You must write a solution in O(log(m * n)) time complexity.
Input
An m x n matrix and an integer target.
Output
Boolean (true if target exists, false otherwise).
Example
Input: matrix = [[1,3,5,7],[10,11,16,20],[23,30,34,60]], target = 3 Output: true
Explanation
The values flow continuously: 7 is followed by 10, 20 is followed by 23. This allows us to treat the grid as a single sorted list: [1, 3, 5, 7, 10, 11, 16, 20, 23, 30, 34, 60].
Brute Force
Intuition
Perform a linear scan through every row and every column until the target is found or the end of the matrix is reached.
Approach
- Loop through each row from i = 0 to m-1.
- Loop through each column from j = 0 to n-1.
- If matrix[i][j] == target, return true.
- If loops finish, return false.
Dry Run
matrix = [[1, 3]], target = 3 Check (0,0): 1 != 3 Check (0,1): 3 == 3. Found!
Code (Java)
class Solution {
public boolean searchMatrix(int[][] matrix, int target) {
for (int i = 0; i < matrix.length; i++) {
for (int j = 0; j < matrix[0].length; j++) {
if (matrix[i][j] == target) return true;
}
}
return false;
}
}
Complexity Analysis
In the worst case, we visit every single element in the matrix.
Optimal Solution
Intuition
Since the matrix is fully sorted, we treat it as a virtual 1D array.

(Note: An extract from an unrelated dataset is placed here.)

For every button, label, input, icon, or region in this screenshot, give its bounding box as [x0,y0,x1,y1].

A 1D index idx can be converted to 2D coordinates using: row = idx / n and col = idx % n (where n is the number of columns). We then apply standard Binary Search.
Approach
- Initialize low = 0 and high = (m * n) - 1.
- While low <= high:
- Find mid = low + (high - low) / 2.
- Get matrix value:
val = matrix[mid / n][mid % n]. - If val == target, return true.
- If val < target, low = mid + 1.
- Else, high = mid - 1.
- Return false if not found.
Dry Run
matrix [3x4], target = 3 low=0, high=11 mid=5 -> row=1, col=1 -> matrix[1][1] = 11 11 > 3, so high=4 mid=2 -> row=0, col=2 -> matrix[0][2] = 5 5 > 3, so high=1 mid=0 -> row=0, col=0 -> matrix[0][0] = 1 1 < 3, so low=1 mid=1 -> row=0, col=1 -> matrix[0][1] = 3. Found!
Code (Java)
class Solution {
public boolean searchMatrix(int[][] matrix, int target) {
if (matrix == null || matrix.length == 0) return false;
int m = matrix.length;
int n = matrix[0].length;
int low = 0, high = m * n - 1;
while (low <= high) {
int mid = low + (high - low) / 2;
int midVal = matrix[mid / n][mid % n];
if (midVal == target) return true;
else if (midVal < target) low = mid + 1;
else high = mid - 1;
}
return false;
}
}
Complexity Analysis
Binary search divides the search space in half each time across M*N total elements.
Quick Revision (Brute Force)
- Linear scan (M*N)
- O(M*N) time
Quick Revision (Optimal)
- Virtual 1D Binary Search
- row = mid / n, col = mid % n
- O(log(M*N)) time
- O(1) space